Coupe was convicted for embezzlement by a court in Giza after he allegedly tried to seize cheques connected to the collapse of Sainsbury’s disastrous foray into Egypt 16 years ago.
As Sainsbury’s most senior employee, Coupe was held responsible for the grocer’s alleged actions and was automatically convicted in September after failing to attend court hearings in the country, according to The Times.
“This relates to a historic commercial dispute in which Mike Coupe had no involvement and we strongly refute all the allegations.”
But Sainsbury’s has claimed Coupe was convicted “without notice of the proceedings against him” and said its chief executive “had no involvement” in what it called a “historic commercial dispute.”
Coupe was forced to fly out to Egypt on Sunday to attend an appeal hearing alongside Sainsbury’s executives and security staff. Failure to do so would have been seen as “confirmation of his conviction”, Sainsbury’s said.
But the hearing was then adjourned until Sunday May 3. It is not yet known whether Coupe will attend the rescheduled hearing.
The case stems from Sainsbury’s move into Egypt in 1999 when it paid £10m for a 25% stake in the joint venture with local partner Amr El Nasharty. It added a further £40m six months later to raise its stake to 80%.
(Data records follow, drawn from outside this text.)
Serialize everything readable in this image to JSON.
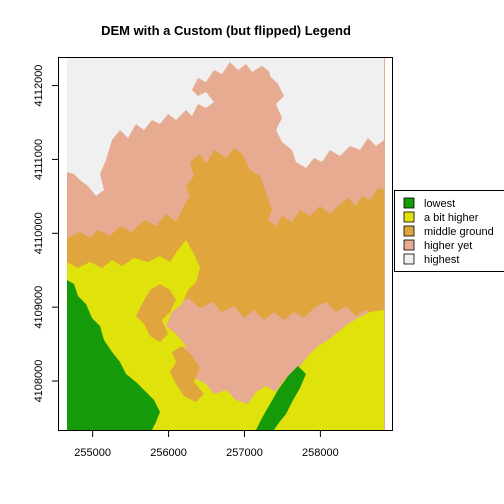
{
  "title": "DEM with a Custom (but flipped) Legend",
  "x_axis": {
    "ticks": [
      {
        "value": 255000,
        "label": "255000"
      },
      {
        "value": 256000,
        "label": "256000"
      },
      {
        "value": 257000,
        "label": "257000"
      },
      {
        "value": 258000,
        "label": "258000"
      }
    ],
    "range": [
      254550,
      258950
    ]
  },
  "y_axis": {
    "ticks": [
      {
        "value": 4108000,
        "label": "4108000"
      },
      {
        "value": 4109000,
        "label": "4109000"
      },
      {
        "value": 4110000,
        "label": "4110000"
      },
      {
        "value": 4111000,
        "label": "4111000"
      },
      {
        "value": 4112000,
        "label": "4112000"
      }
    ],
    "range": [
      4107330,
      4112380
    ]
  },
  "legend": {
    "placement": "right",
    "items": [
      {
        "label": "lowest",
        "color": "#159A09"
      },
      {
        "label": "a bit higher",
        "color": "#DFE20B"
      },
      {
        "label": "middle ground",
        "color": "#E0A53C"
      },
      {
        "label": "higher yet",
        "color": "#E7AB92"
      },
      {
        "label": "highest",
        "color": "#F0F0F0"
      }
    ]
  },
  "raster_colors": {
    "lowest": "#159A09",
    "a_bit_higher": "#DFE20B",
    "middle_ground": "#E0A53C",
    "higher_yet": "#E7AB92",
    "highest": "#F0F0F0"
  }
}
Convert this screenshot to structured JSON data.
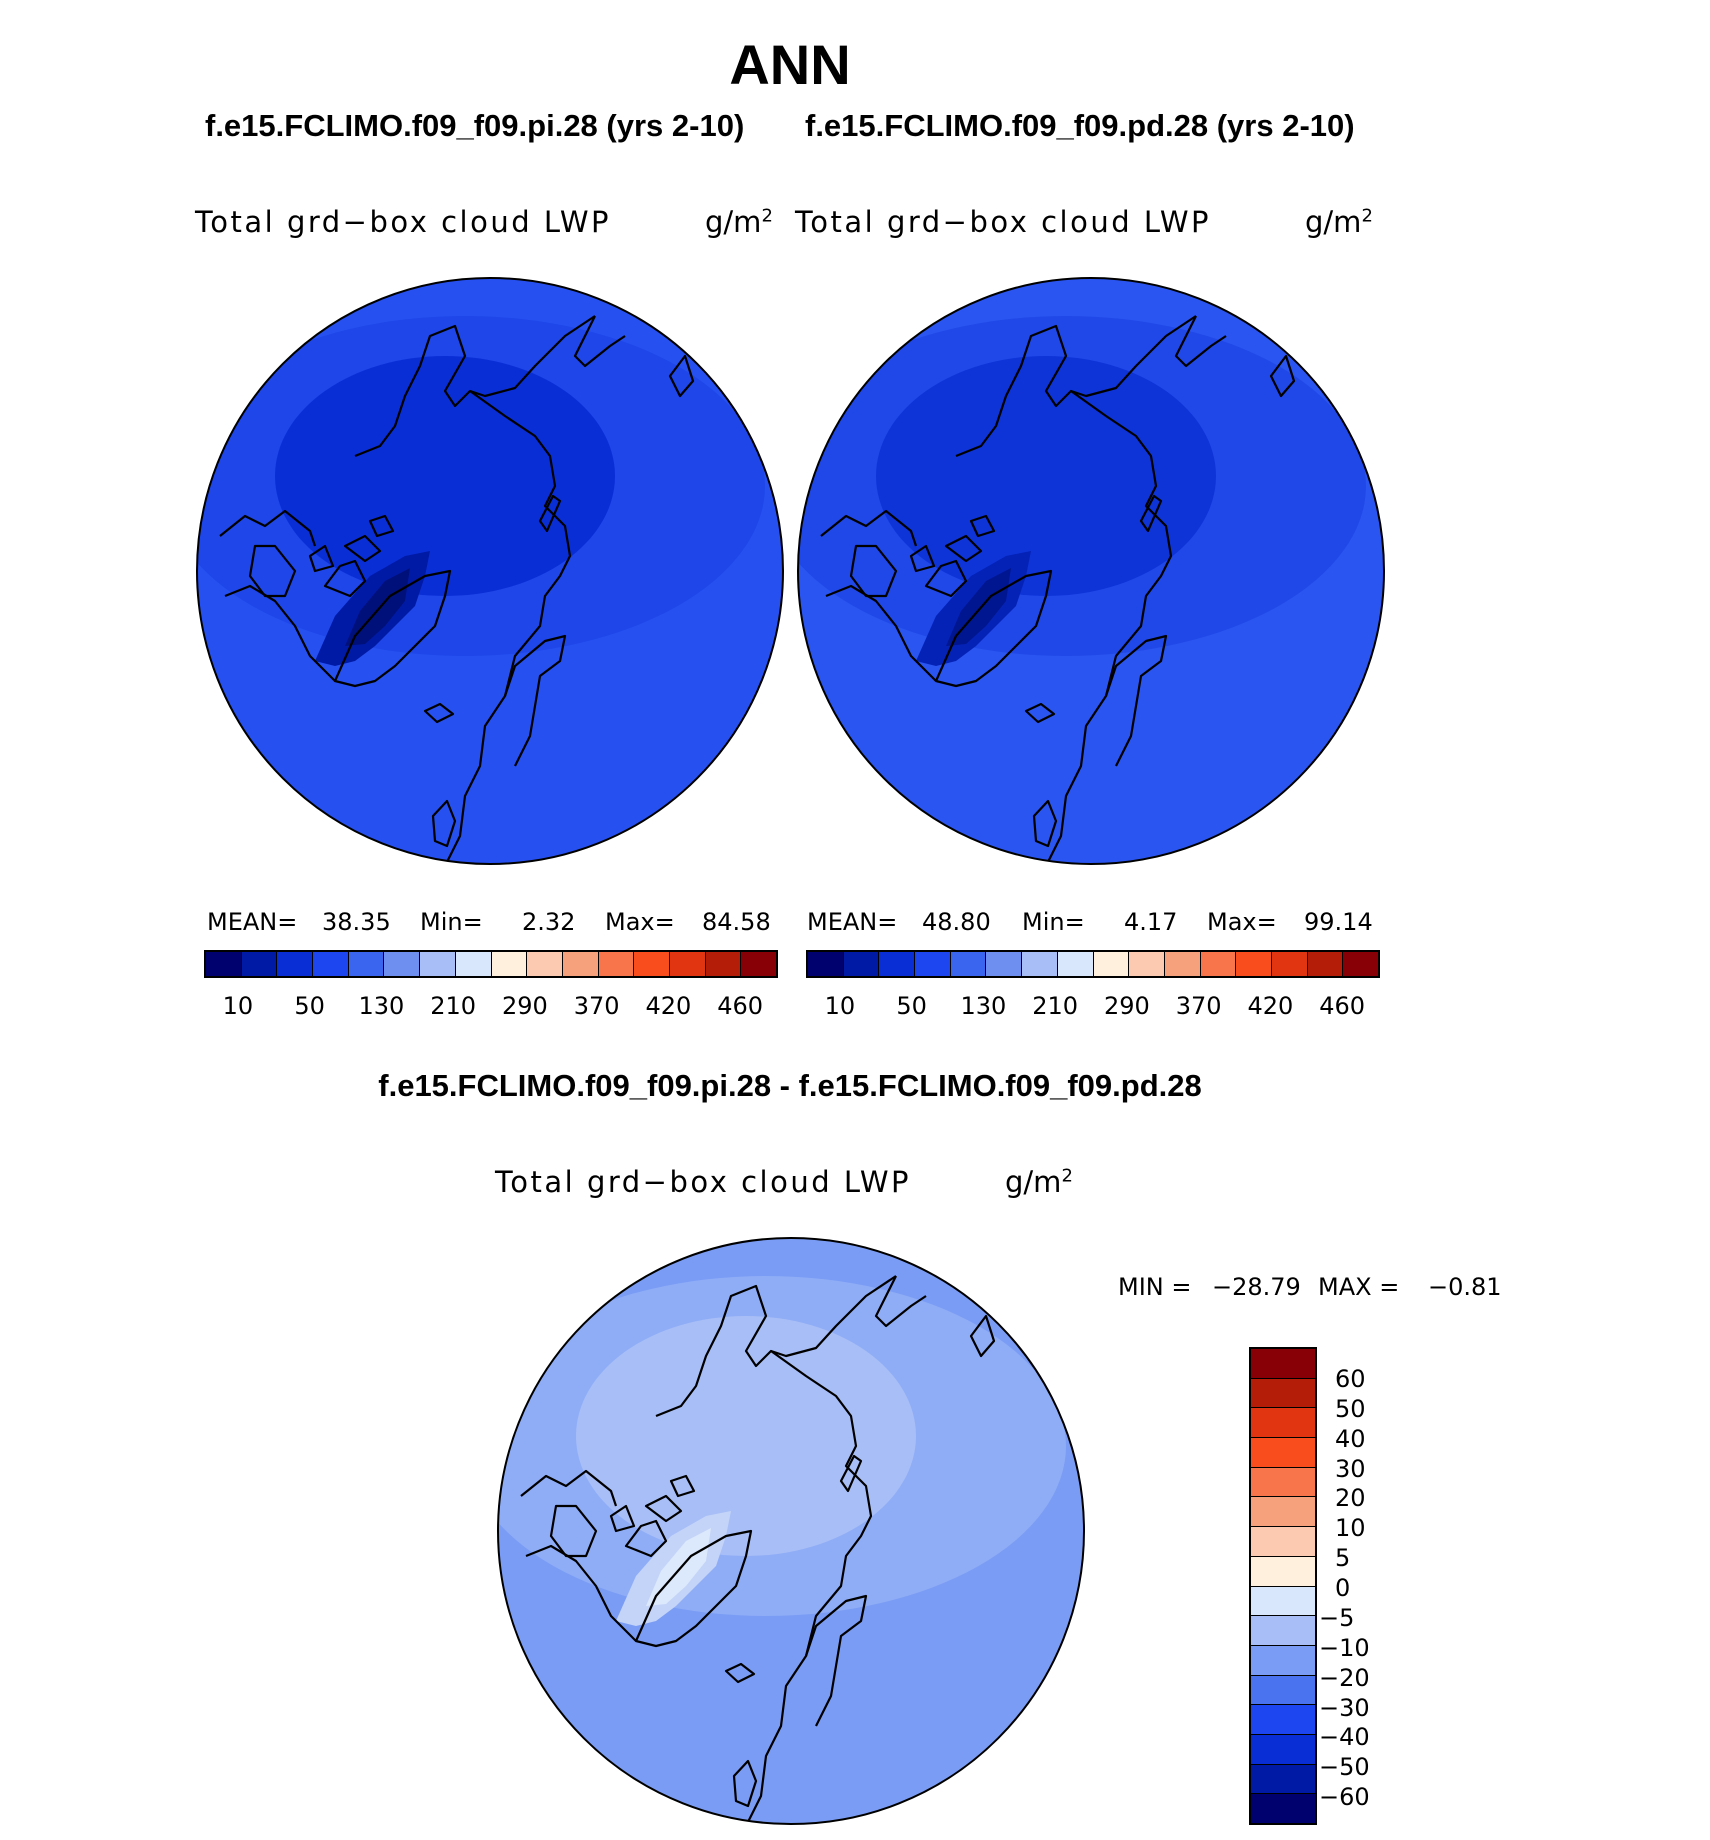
{
  "title": "ANN",
  "left_case": "f.e15.FCLIMO.f09_f09.pi.28 (yrs 2-10)",
  "right_case": "f.e15.FCLIMO.f09_f09.pd.28 (yrs 2-10)",
  "diff_title": "f.e15.FCLIMO.f09_f09.pi.28 - f.e15.FCLIMO.f09_f09.pd.28",
  "variable": "Total grd−box cloud LWP",
  "units_base": "g/m",
  "units_exp": "2",
  "panels": {
    "left": {
      "mean_label": "MEAN=",
      "mean": "38.35",
      "min_label": "Min=",
      "min": "2.32",
      "max_label": "Max=",
      "max": "84.58"
    },
    "right": {
      "mean_label": "MEAN=",
      "mean": "48.80",
      "min_label": "Min=",
      "min": "4.17",
      "max_label": "Max=",
      "max": "99.14"
    }
  },
  "diff_stats": {
    "min_label": "MIN =",
    "min": "−28.79",
    "max_label": "MAX =",
    "max": "−0.81"
  },
  "abs_colorbar": {
    "colors": [
      "#00006e",
      "#001aa6",
      "#0a2ed6",
      "#1e46f0",
      "#3a65ee",
      "#6e8ff0",
      "#a8bef6",
      "#d8e7fb",
      "#fff0de",
      "#fbcab0",
      "#f7a07c",
      "#f8744a",
      "#fa4d1e",
      "#e13512",
      "#b41e08",
      "#880005"
    ],
    "labels": [
      "10",
      "50",
      "130",
      "210",
      "290",
      "370",
      "420",
      "460"
    ]
  },
  "diff_colorbar": {
    "colors": [
      "#880005",
      "#b41e08",
      "#e13512",
      "#fa4d1e",
      "#f8744a",
      "#f7a07c",
      "#fbcab0",
      "#fff0de",
      "#d8e7fb",
      "#a8bef6",
      "#7a9cf4",
      "#4a73f0",
      "#1e46f0",
      "#0a2ed6",
      "#001aa6",
      "#00006e"
    ],
    "labels": [
      "60",
      "50",
      "40",
      "30",
      "20",
      "10",
      "5",
      "0",
      "−5",
      "−10",
      "−20",
      "−30",
      "−40",
      "−50",
      "−60"
    ]
  },
  "map_colors": {
    "left": {
      "base": "#2650f0",
      "ring": "#1e46e8",
      "core": "#0a2ed6",
      "green": "#001aa6",
      "green_core": "#00107a"
    },
    "right": {
      "base": "#2a55f0",
      "ring": "#2048e8",
      "core": "#0e34d8",
      "green": "#0422b6",
      "green_core": "#001690"
    },
    "diff": {
      "base": "#7a9cf4",
      "ring": "#8fadf6",
      "core": "#a8bef6",
      "green": "#c4d4f8",
      "green_core": "#dce8fb"
    }
  }
}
Sainsbury’s later withdrew from Egypt in 2001, when the business had about 100 stores and was losing £35m on sales of £80m.
According to Sainsbury’s, Mr El Nasharty bought the joint venture from the UK retailer in 2001 but paid the grocer with cheques that bounced.
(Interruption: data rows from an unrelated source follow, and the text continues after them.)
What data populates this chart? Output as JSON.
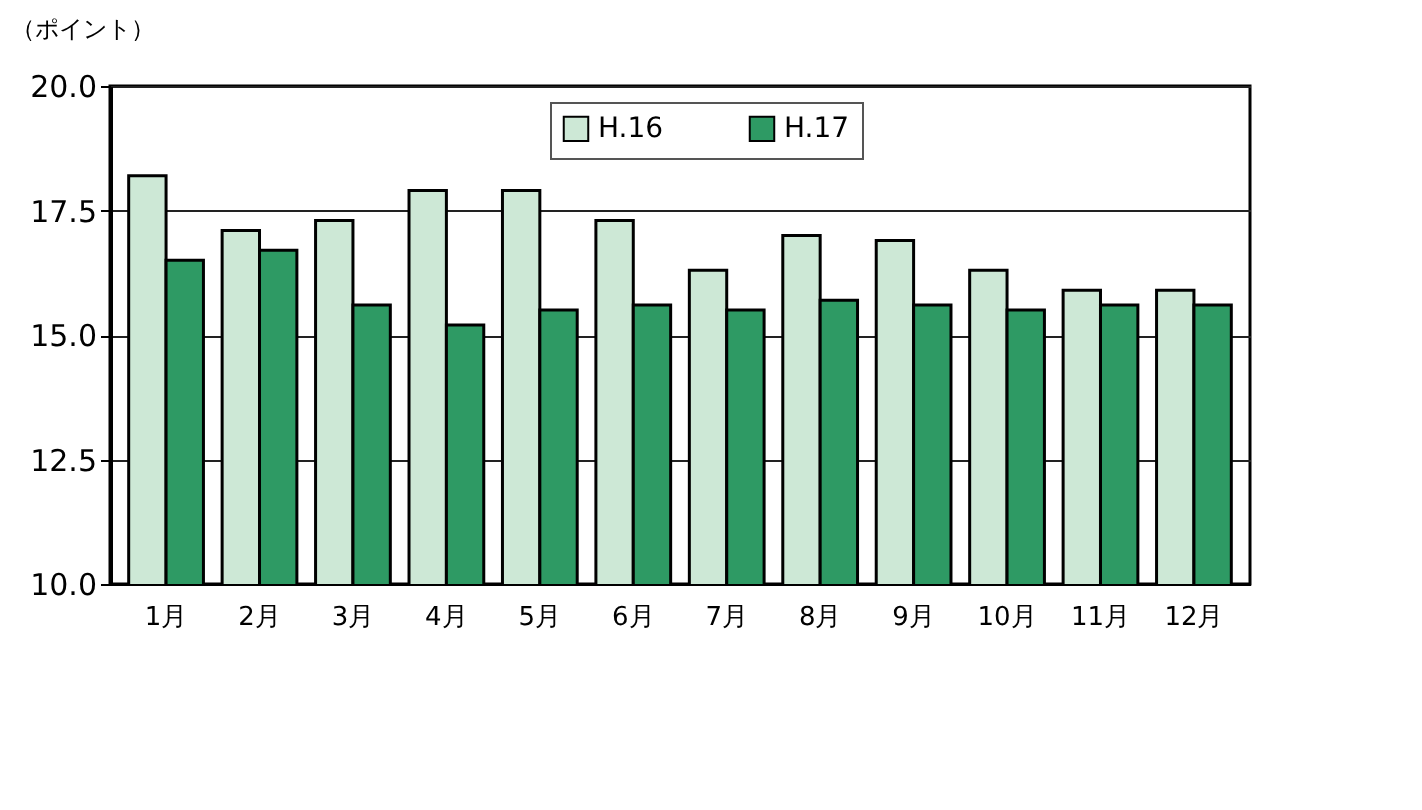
{
  "chart_data": {
    "type": "bar",
    "ylabel": "（ポイント）",
    "categories": [
      "1月",
      "2月",
      "3月",
      "4月",
      "5月",
      "6月",
      "7月",
      "8月",
      "9月",
      "10月",
      "11月",
      "12月"
    ],
    "series": [
      {
        "name": "H.16",
        "color": "#cde8d6",
        "values": [
          18.2,
          17.1,
          17.3,
          17.9,
          17.9,
          17.3,
          16.3,
          17.0,
          16.9,
          16.3,
          15.9,
          15.9
        ]
      },
      {
        "name": "H.17",
        "color": "#2e9a64",
        "values": [
          16.5,
          16.7,
          15.6,
          15.2,
          15.5,
          15.6,
          15.5,
          15.7,
          15.6,
          15.5,
          15.6,
          15.6
        ]
      }
    ],
    "ylim": [
      10.0,
      20.0
    ],
    "yticks": [
      {
        "value": 10,
        "label": "10.0"
      },
      {
        "value": 12.5,
        "label": "12.5"
      },
      {
        "value": 15,
        "label": "15.0"
      },
      {
        "value": 17.5,
        "label": "17.5"
      },
      {
        "value": 20,
        "label": "20.0"
      }
    ],
    "grid": "y",
    "legend": "top"
  }
}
Coupe is alleged to have seized the cheques in July 2014, which the grocer said was “an impossibility.”
Sainsbury’s said in a statement: “This relates to a historic commercial dispute in which Mike Coupe had no involvement and we strongly refute all the allegations.
“Mike Coupe was not employed by Sainsbury’s at the time of the original business deal in 2001 and has never met the complainant.
“When Mr El Nasharty bought our interest in the Egyptian joint venture we had with him in 2001, he paid us with cheques that were dishonoured. Mr El Nasharty is now claiming that Mike was in Egypt on July 15 2014 and seized these cheques, which is an impossibility.
“Mike Coupe was in London carrying out his normal duties that day. In September 2014 Mike Coupe was convicted, without notice of the proceedings against him and in his absence, in an Egyptian court. We have taken all necessary steps to appeal against these groundless claims and will continue to do so.
“This process is being handled by our legal team and we do not anticipate it having any material, operational or financial impact on the company.”